You can also find further information within our Direct Marketing Charter, available as a separate link on our website.
The purpose of our Cookies Policy is to help explain what they are, why you are collecting them, and what information cookies store.
Please refer to our Cookies Policy available as a separate link on our website.
All companies within the Dixons Carphone Group use technical and organisational security measures to protect the personal information supplied by you against loss, destruction, and any unauthorised access by third parties.
We use so-called social plugins (buttons) of social networks such as Facebook, Google+, You Tube, Instragram and Twitter.
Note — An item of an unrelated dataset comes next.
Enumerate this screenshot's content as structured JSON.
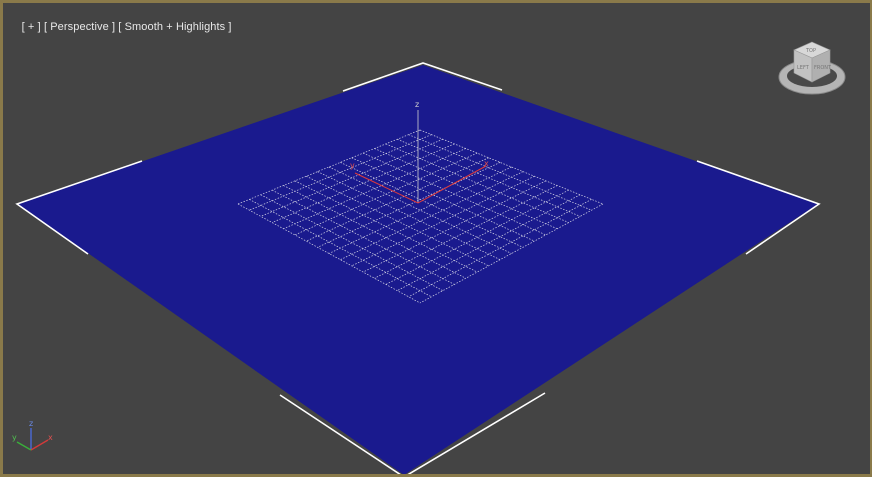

After activation of a button, the social network can retrieve data, independently of whether you interact with the button or not. If you are logged on to a social network, the network can assign your visit to the website to your user account. A social network cannot assign a visit to websites operated by our other group companies unless you activate the respective button there as well.
If you’re a member of a social network and don’t want that network to combine data retrieved from your visit to our websites with data they hold on you, you must log out from the social network concerned before activating the buttons.
If you have a question or a complaint about this policy, the way your personal information is handled, please contact us by one of the following means:
By email: firstname.lastname@example.org
Data Protection Officer
PO Box 375
You have the right to complain to the Information Commissioners Office (ICO) if you are concerned about the way we have processed your personal information. Please visit the ICO’s website for further details at: https://ico.org.uk/
We may review this policy from time to time and any changes will be notified to you by posting an updated version on our website and/or by contacting you by email.